Von Carolsfeld, Samson Destroys the Temple, 1880
Responding to Matthew Griffin and Clayton Chrusch, regarding my earlier post.
Matthew, I am moved by the warmth and generosity of your response. I’m very glad what I wrote was useful to you, all the more because there is a reciprocity: your response was what chiefly inspired a follow-up posting of mine that I’ll be sending along as soon as I’m sure it’s entirely coherent. The Hebrews passage is indeed a key, and I thank you for reminding me of it. Epiphany is a perfect time to be discussing these things–I hadn’t even thought about that!
Second, to Clayton Chrusch: Wow. I admire the marriage of articulate intellect and emotional intensity in this response. Literary criticism could use more of this directness.

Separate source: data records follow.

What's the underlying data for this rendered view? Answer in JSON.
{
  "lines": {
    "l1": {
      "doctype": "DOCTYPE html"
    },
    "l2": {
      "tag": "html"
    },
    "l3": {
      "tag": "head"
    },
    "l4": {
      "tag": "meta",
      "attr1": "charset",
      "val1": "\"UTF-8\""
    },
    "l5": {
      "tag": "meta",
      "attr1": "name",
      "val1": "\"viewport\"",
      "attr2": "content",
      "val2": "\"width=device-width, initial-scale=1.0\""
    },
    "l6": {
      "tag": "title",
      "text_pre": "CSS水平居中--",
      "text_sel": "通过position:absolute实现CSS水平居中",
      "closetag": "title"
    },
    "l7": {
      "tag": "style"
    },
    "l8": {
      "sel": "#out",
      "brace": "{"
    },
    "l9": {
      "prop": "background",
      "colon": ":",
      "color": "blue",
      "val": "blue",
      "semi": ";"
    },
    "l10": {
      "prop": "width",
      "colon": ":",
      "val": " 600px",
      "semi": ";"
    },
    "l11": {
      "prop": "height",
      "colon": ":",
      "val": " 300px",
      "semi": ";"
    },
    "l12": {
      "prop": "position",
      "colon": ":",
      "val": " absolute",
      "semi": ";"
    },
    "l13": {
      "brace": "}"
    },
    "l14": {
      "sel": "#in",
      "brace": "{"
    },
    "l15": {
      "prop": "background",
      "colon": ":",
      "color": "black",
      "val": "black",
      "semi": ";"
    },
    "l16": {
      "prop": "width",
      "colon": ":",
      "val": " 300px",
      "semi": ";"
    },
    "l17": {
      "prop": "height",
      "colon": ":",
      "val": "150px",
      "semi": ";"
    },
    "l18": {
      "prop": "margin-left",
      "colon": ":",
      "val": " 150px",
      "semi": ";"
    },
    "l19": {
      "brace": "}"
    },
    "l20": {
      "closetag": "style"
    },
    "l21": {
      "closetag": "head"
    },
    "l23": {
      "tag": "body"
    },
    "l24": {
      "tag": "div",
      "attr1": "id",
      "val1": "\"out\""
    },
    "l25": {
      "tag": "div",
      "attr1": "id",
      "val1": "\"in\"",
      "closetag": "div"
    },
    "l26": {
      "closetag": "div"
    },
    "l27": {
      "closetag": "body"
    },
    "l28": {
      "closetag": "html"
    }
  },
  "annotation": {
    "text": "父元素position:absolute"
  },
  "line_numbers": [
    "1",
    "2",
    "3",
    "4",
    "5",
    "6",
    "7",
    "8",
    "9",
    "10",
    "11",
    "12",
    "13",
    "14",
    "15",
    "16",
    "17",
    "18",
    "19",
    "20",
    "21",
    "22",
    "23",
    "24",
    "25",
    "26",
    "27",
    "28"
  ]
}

You raise issues so immense that I know I haven’t thought through them completely yet, but you deserve at least something of an immediate response. Concerning God, yes, as Jesus he is an object, a historical personage–and therefore bound up with all the ambiguities of our relationship to objects, starting with the fact that there is no historical evidence that he even existed. The quest for the historical Jesus leaves us more distanced from God than ever. God could also be considered as a subject, but not as what we usually mean by a subject, namely, the ego of the natural man. Jung’s Self/ego distinction is helpful here, and the Jungian Self is in fact a God-image. If God is a person, it is not the same sense in which I am a person. For example, he is not limited by time and space, those conditions which define ego-consciousness. When Paul says, “I, yet not I, but Christ in me,” he is speaking of the person of Christ as dwelling within him, an interpenetration that the ego or natural man is not capable of. I’m sure you know all this; I’m just struggling to clarify my vocabulary.
I absolutely agree with you that “real” and “true” are words that may be applied to the imagination; otherwise, the imagination’s products are just beautiful illusions, and that gets us nowhere. I was just trying to make the distinction that “real” and “true” here must mean something other than “objectively factual.” A scientist or historian means something else by these terms. That’s why the reality and truth of the spiritual world cannot be proved by scientific or historical methods.
As for suffering, I don’t think you misspoke–in fact, that was probably the part of your response that I admired the most. I see why you qualify the response, though: yes, there are things more important than avoiding pain. Though I’m sure you’d agree that we have to be careful to state this precisely, because what we’re really talking about here is martyrdom. For the Tibetan monks, or the early Christian martyrs, this meant accepting their own suffering for the sake of something more important. But when I teach Milton’s Samson Agonistes, I ask students the troubling question: what makes Samson different from a suicide bomber? Samson too experiences “a renovation of the will so complete and so secure that it doesn’t matter any longer what place” he is in (marvelous passage, by the way). But he also finds acceptable the suffering of the Philistines who will die along with him when he pulls down the Temple, just as the suicide bombers felt when they brought down our Temple, the World Trade Center. Anyway, thank you for a searching and stimulating response.